Yesterday marked the 20th anniversary of the loyalist ceasefire – but the UVF has been blamed for at least 30 killings since then.

Haggarty was reportedly the group's southeast Antrim commander. He agreed to turn supergrass while on remand in 2010, charged with the 1997 murder of John Harbinson in the Mount Vernon estate.

Mr Harbinson was chained to railings and beaten to death with iron bars in the UVF stronghold. No one has been convicted of his murder.

Under the Serious and Organised Crime Act 2005, offenders can be offered a deal involving a reduced sentence for their crimes in return for a full confession and an agreement to provide evidence against others.

During police interviews, Haggarty gave 30,000 pages of information to detectives.

It is understood he named the entire leadership of the UVF and every member of the group he worked with since the early 1990s. He is also believed to have identified police officers he says turned a blind eye to UVF activities.

In return for giving evidence against his former peers, Haggarty is expected to be sentenced – if convicted – to as little as three years, despite the huge number of crimes he is linked to.

Having spent more than that time on remand since his 2009 arrest, Haggarty would be unlikely to ever return to prison.

Once legal proceedings involving Haggarty are dealt with, police are set to move on those he has named as leaders within the loyalist terror group.

However, confidence in the supergrass system was shattered in 2012 when a case costing more than £12m collapsed.

A judge branded brothers Robert and David Stewart liars and there were calls for them to be re-sentenced for a catalogue of UVF crimes.

The Stewarts walked into Antrim police station in 2008 and admitted their involvement in the murder of UDA leader Tommy English in 2000.

They entered into an assisting offenders deal which led to their sentences being reduced by 19 years. In return, the pair agreed to give evidence against Mount Vernon and Shore Road UVF members.

The dismissal of their evidence saw 12 of 13 suspects acquitted of all charges, including former UVF commander Mark Haddock.

The trial had lasted for 72 days. Almost £6m was spent on the case by police and around the same figure on Legal Aid for the defendants.

Thirteen barristers and 17 people working as solicitor advocates or junior counsel were also employed.

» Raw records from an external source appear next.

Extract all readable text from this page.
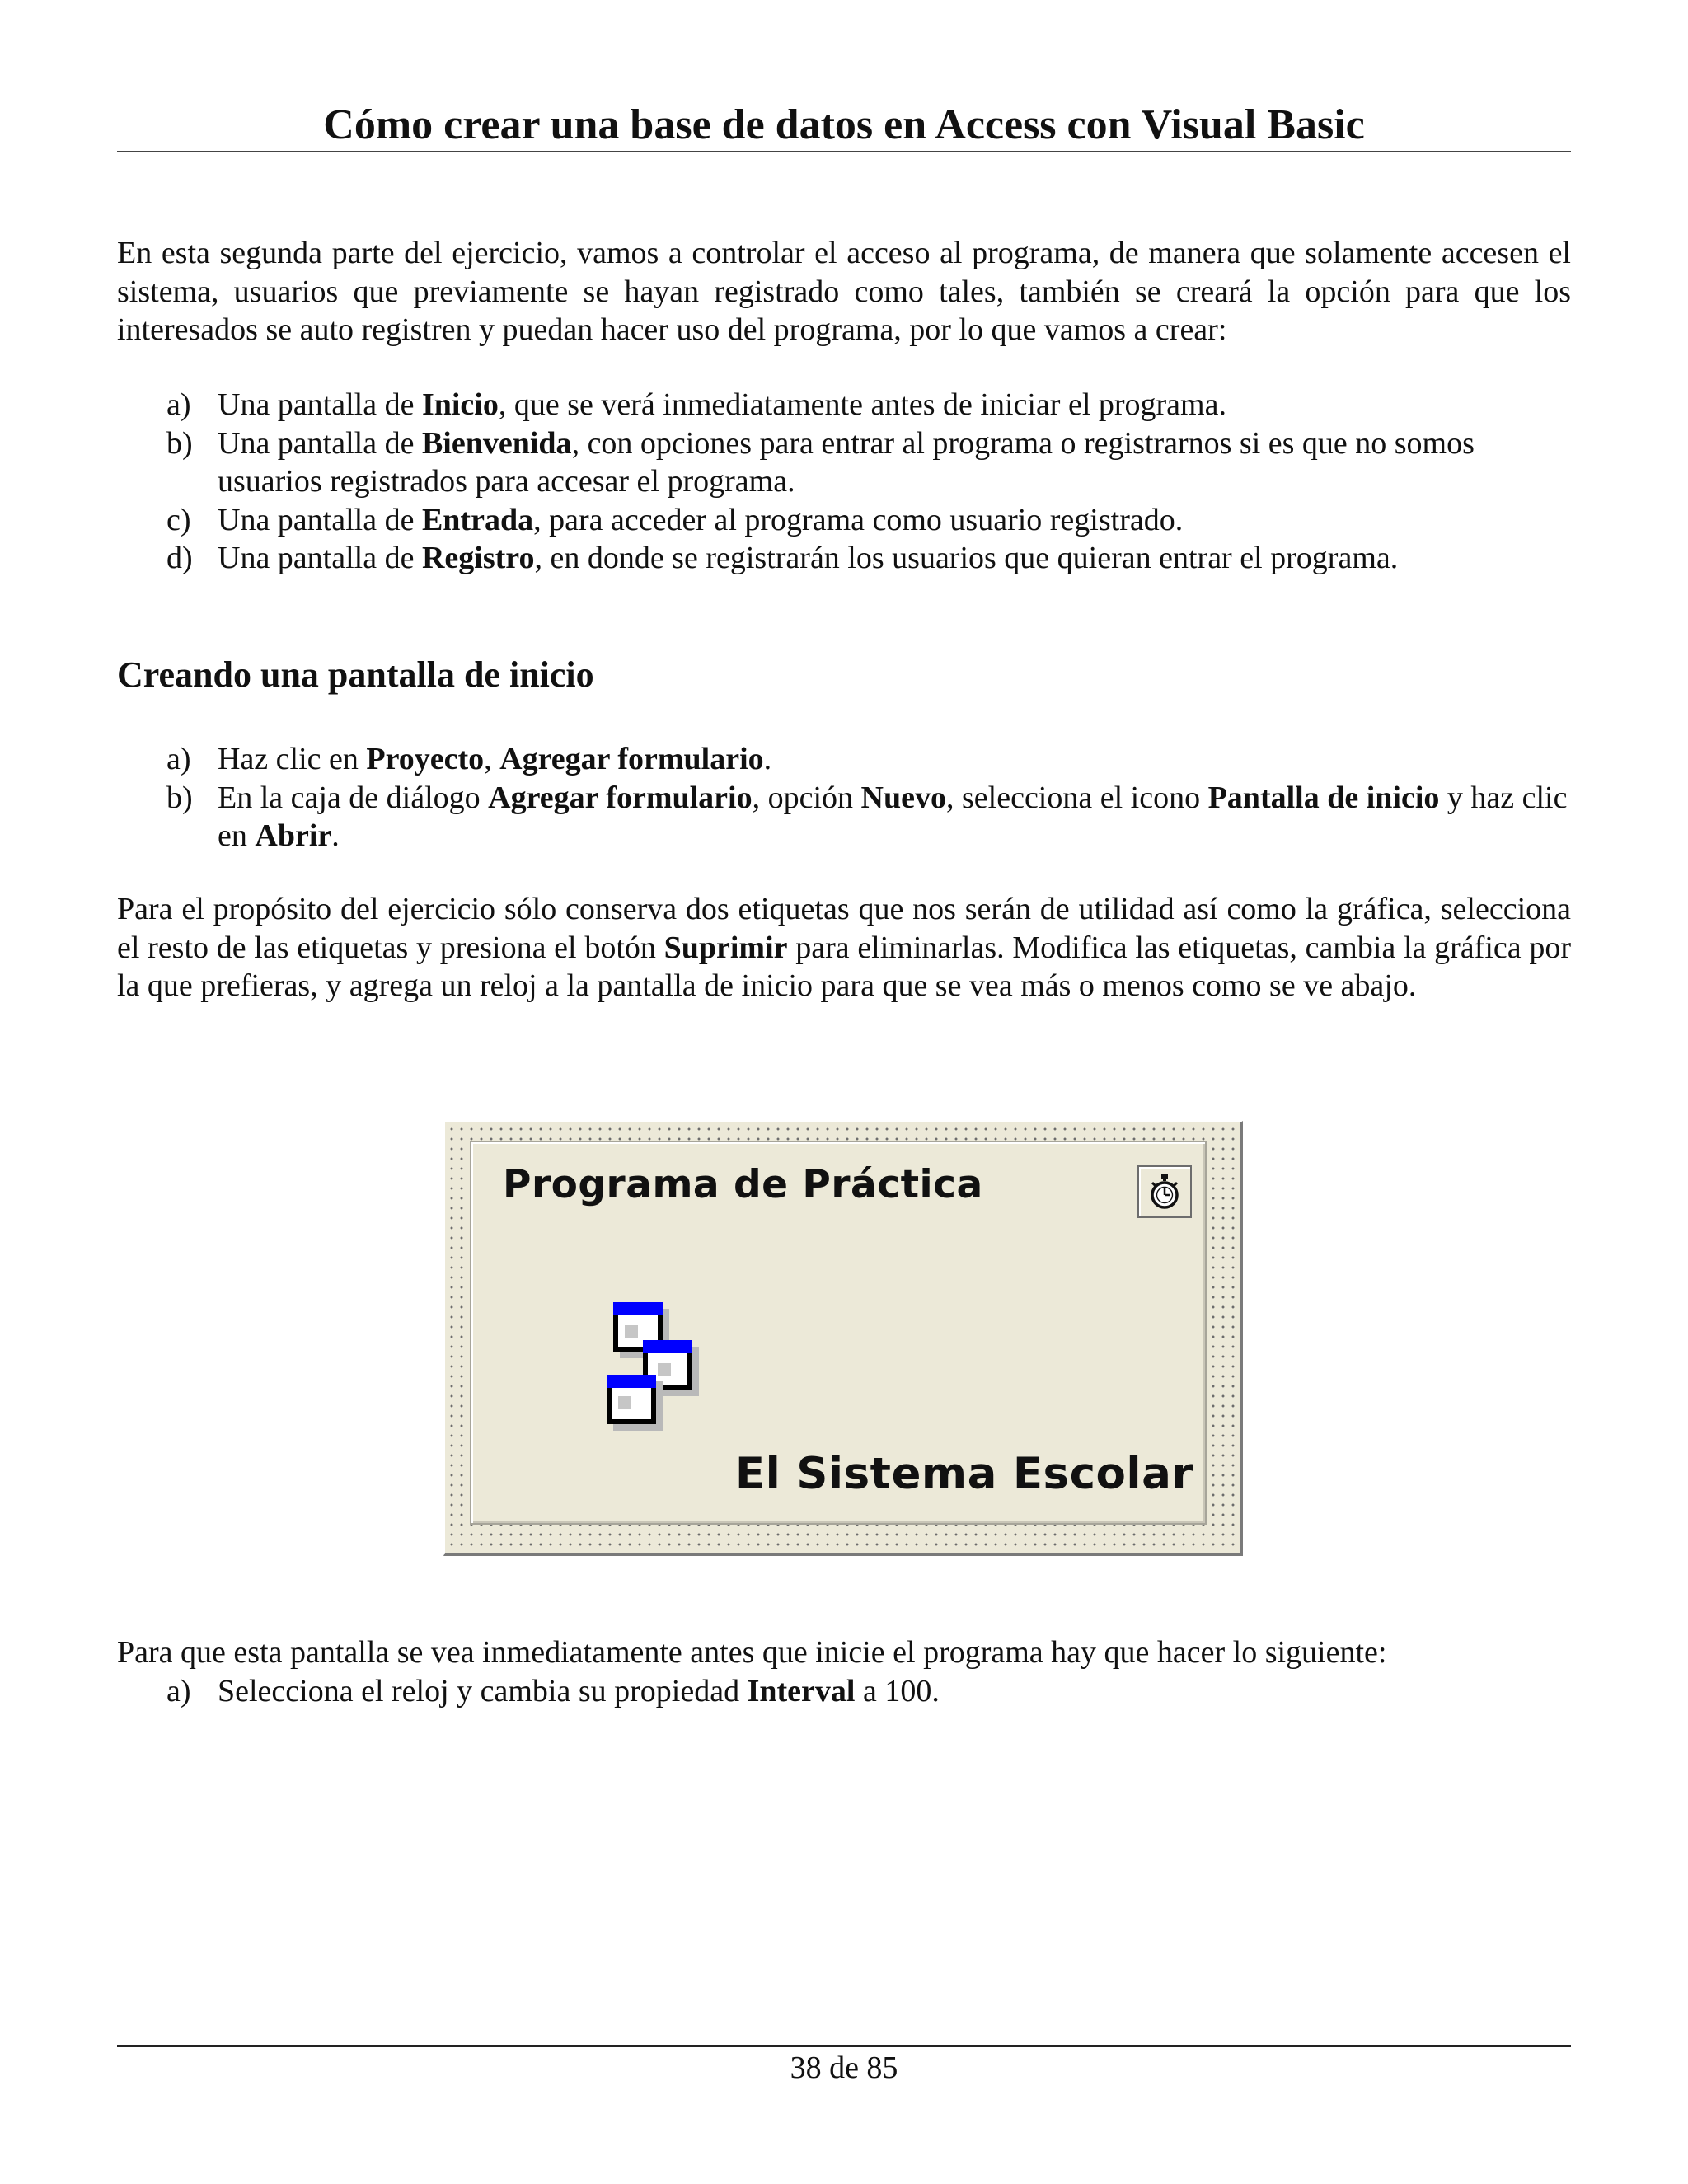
Cómo crear una base de datos en Access con Visual Basic

En esta segunda parte del ejercicio, vamos a controlar el acceso al programa, de manera que solamente accesen el sistema, usuarios que previamente se hayan registrado como tales, también se creará la opción para que los interesados se auto registren y puedan hacer uso del programa, por lo que vamos a crear:

a) Una pantalla de Inicio, que se verá inmediatamente antes de iniciar el programa.
b) Una pantalla de Bienvenida, con opciones para entrar al programa o registrarnos si es que no somos usuarios registrados para accesar el programa.
c) Una pantalla de Entrada, para acceder al programa como usuario registrado.
d) Una pantalla de Registro, en donde se registrarán los usuarios que quieran entrar el programa.
Creando una pantalla de inicio
a) Haz clic en Proyecto, Agregar formulario.
b) En la caja de diálogo Agregar formulario, opción Nuevo, selecciona el icono Pantalla de inicio y haz clic en Abrir.

Para el propósito del ejercicio sólo conserva dos etiquetas que nos serán de utilidad así como la gráfica, selecciona el resto de las etiquetas y presiona el botón Suprimir para eliminarlas. Modifica las etiquetas, cambia la gráfica por la que prefieras, y agrega un reloj a la pantalla de inicio para que se vea más o menos como se ve abajo.

Programa de Práctica
El Sistema Escolar

Para que esta pantalla se vea inmediatamente antes que inicie el programa hay que hacer lo siguiente:

a) Selecciona el reloj y cambia su propiedad Interval a 100.

38 de 85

Haddock and the 12 others had faced a total of 97 charges including murder, kidnap, grievous bodily harm, and membership of the UVF.

The Stewart brothers were given three-year jail terms instead of 22 years. They were released in 2011 and are currently living new lives in the police witness protection scheme.

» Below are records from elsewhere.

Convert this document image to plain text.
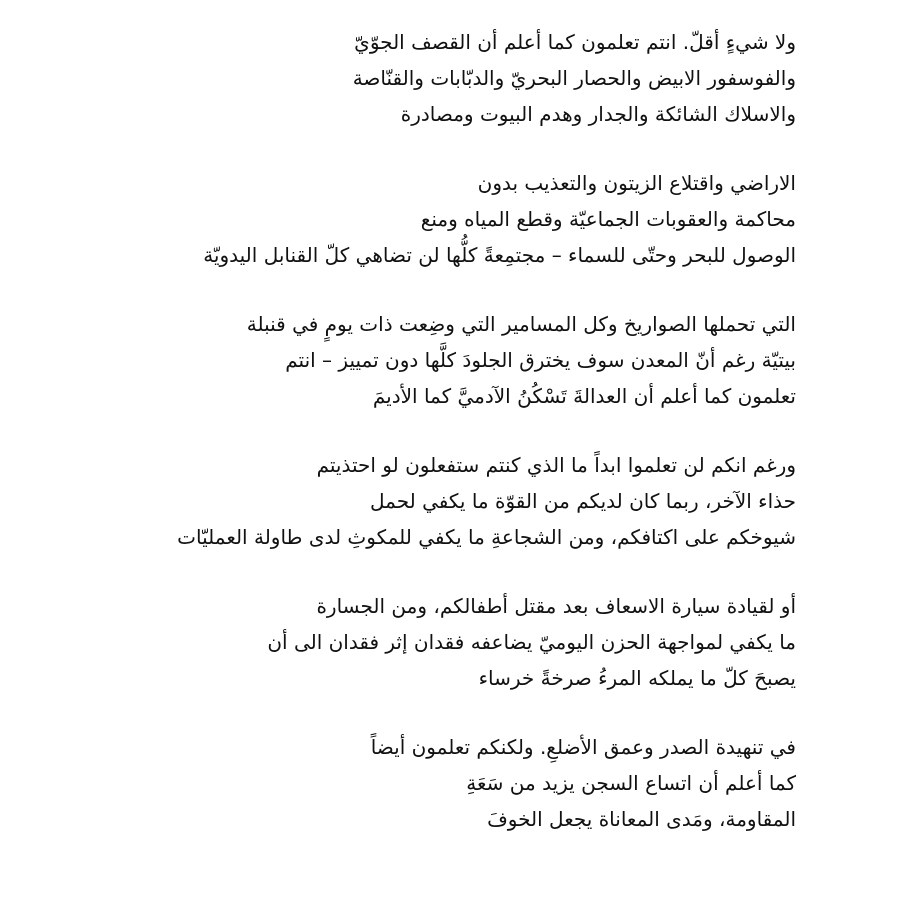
ولا شيءٍ أقلّ. انتم تعلمون كما أعلم أن القصف الجوّيّ
والفوسفور الابيض والحصار البحريّ والدبّابات والقنّاصة
والاسلاك الشائكة والجدار وهدم البيوت ومصادرة
الاراضي واقتلاع الزيتون والتعذيب بدون
محاكمة والعقوبات الجماعيّة وقطع المياه ومنع
الوصول للبحر وحتّى للسماء – مجتمِعةً كلُّها لن تضاهي كلّ القنابل اليدويّة
التي تحملها الصواريخ وكل المسامير التي وضِعت ذات يومٍ في قنبلة
بيتيّة رغم أنّ المعدن سوف يخترق الجلودَ كلَّها دون تمييز – انتم
تعلمون كما أعلم أن العدالةَ تَسْكُنُ الآدميَّ كما الأديمَ
ورغم انكم لن تعلموا ابداً ما الذي كنتم ستفعلون لو احتذيتم
حذاء الآخر، ربما كان لديكم من القوّة ما يكفي لحمل
شيوخكم على اكتافكم، ومن الشجاعةِ ما يكفي للمكوثِ لدى طاولة العمليّات
أو لقيادة سيارة الاسعاف بعد مقتل أطفالكم، ومن الجسارة
ما يكفي لمواجهة الحزن اليوميّ يضاعفه فقدان إثر فقدان الى أن
يصبحَ كلّ ما يملكه المرءُ صرخةً خرساء
في تنهيدة الصدر وعمق الأضلعِ. ولكنكم تعلمون أيضاً
كما أعلم أن اتساع السجن يزيد من سَعَةِ
المقاومة، ومَدى المعاناة يجعل الخوفَ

Despite the outcry over the vast sums spent on the failed trial, the PSNI defended the use of the supergrass system.

Then assistant chief constable, Drew Harris, said in 2012 the use of supergrasses "has been provided for in common law for centuries, it is now codified in legislation and it remains a viable tactic that we will continue to use in the investigation of serious crime".

In the wake of the case, loyalist sources said Haggarty's revelations were what the UVF feared most.

"His memory is as sharp as a razor," a source told this newspaper at the time.

"He's a superstar witness compared to the Stewart brothers." They fear Haggarty, and his gadgets, may have recorded conversations at meetings of the loyalist leadership, not just the UVF, but across the so-called combined loyalist command.

Another investigation into the UVF's activities, focused on its command in the Shankill Road, is being finalised out by the Police Ombudsman, Dr Michael Maguire.

Expected early next year, it will reveal its findings on claims a number of senior UVF figures have been paid informants for years.

It has been alleged that senior figures within the organisation have been immune from prosecution because they were police informers.

Seven years ago, then Police Ombudsman Nuala O'Loan published a report called Operation Ballast.

It said Special Branch officers had protected informers who were part of a gang based in the Mount Vernon area of north Belfast which was linked to 16 murders.

The report was hugely damaging for the police and was strongly criticised by a number of former senior Special Branch officers.